Wagub Andika menjelaskan, pendampingan yang dilakukan Satgasda menjadi unsur penting dalam rangka penyaluran bantuan masyarakat Banten agar tepat sasaran, efektif dan efisien. Karena, bantuan ini merupakan langkah agar Pemerintah Daerah (Pemda) terbantu dalam menekan angka kemiskinan di daerahnya. “Menurut data, angka kemiskinan di Provinsi Banten pada tahun 2002 cukup tinggi hingga mencapai 9,22 persen. Namun, dengan adanya kontribusi pemerintah pusat dan daerah serta sinergitas yang baik dengan Satgas, angka tersebut turun hingga 4 persen menjadi 5,22 persen pada tahun 2018,” ungkap Wagub.

Program ini, kata Wagub, menjadi salah satu langkah konkret yang dapat mengantisipasi dan menekan angka kemiskinan. Terlebih, Provinsi Banten yang terus berkembang, tentu dihadapkan dengan barbagai permasalahan dari pelbagai bidang.

Wagub mengungkapkan, saat ini Gubernur Banten bersama dirinya terus bekerja keras agar dapat memaksimalkan seluruh potensi daerah yang ada untuk mengembangkan kemajuan daerah. Diantaranya dengan membuat kebijakan-kebijakan yang berkaitan dengan program prioritas yang manfaatnya dapat dirasakan langsung oleh masyarakat, dapat meningkatkan angka kesejahteraan masyarakat, memaksimalkan kekuatan stabilitas ekonomi mengacu pada indeks indeks pembangunan manusia (IPM) yang lebih baik.

“Semoga stagas dapat bekerja dengan baik dan maksimal sehingga masyarakat bisa menerima bantuan secara maskimal, tepat sasaran dan bisa bermanfaat. Termasuk para pendamping PKH yang juga harus terus semangat agar program ini bisa berjalan baik,”tuturnya

Wakil Kapolda (Wakapolda) Banten Brigjen Pol Tomex Kurniawan meminta agar seluruh anggota yang tergabung dalam satgas dapat melakukan pendampingan dengan sabik-baiknya. Sebagai daerah yang cukup besar, ujarnya, Provinsi Banten diharapkan dapat lebih kuat, sehat dan mandiri dengan adanya bantuan tersebut. Ia turut menyayangkan dengan banyaknya berita bohong mengenai besarnya hutang pemerintah kepada asing, padahal negara Indonesia sangat kuat dan sehat.  

“Saya harap nanti tidak ada lagi bansos dan hibah, karena itu artinya masyarakat Banten sudah kuat dan sehat secara fisik maupun ekonomi.

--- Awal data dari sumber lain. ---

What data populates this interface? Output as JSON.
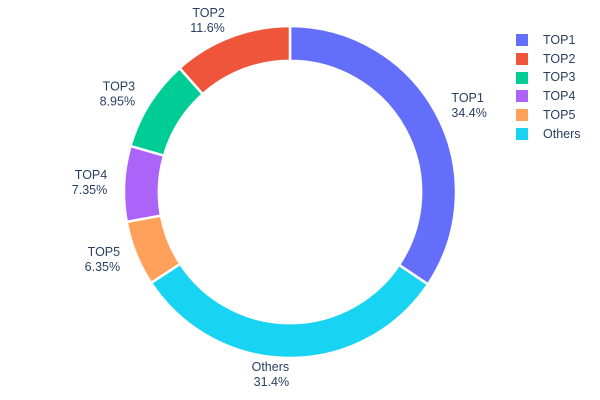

Kalau saudara kita dibantu, diangkat, semua akan bangkit bersama dan mampu membangun bangsa,”ujarnya.

Kepala Dinas Sosial Provinsi Banten Nurhana menjelaskan, Rakor ini bertujuan untuk mensosialisasikan keberadaan Satgas ini di Provinsi Banten, agar seluruh stakeholder mengetahui bahwasanya pelaksanaan hibah dan bansos saat ini dikawal dan diamankan oleh seluruh Aparatur Kepolisian di setiap tingkatan.  “Kepada pihak-pihak yang masih mau bermain-main dengan hibah bansos apabila masih membandel akan berurusan dengan Korps Kepolisian,” kata Nurhana.

Selain mensosialisasikan keberadaan Satgas, lanjut Nurhana, rapat hari ini juga bertujuan untuk mengkoordinasikan secara sinergis potensi-potensi yang dimiliki Kepolisian maupun Pemerintah Daerah untuk mengawal dan mengamankan  “Penyaluran Bansos agar dapat terlaksana dengan optimal,” ucapnya.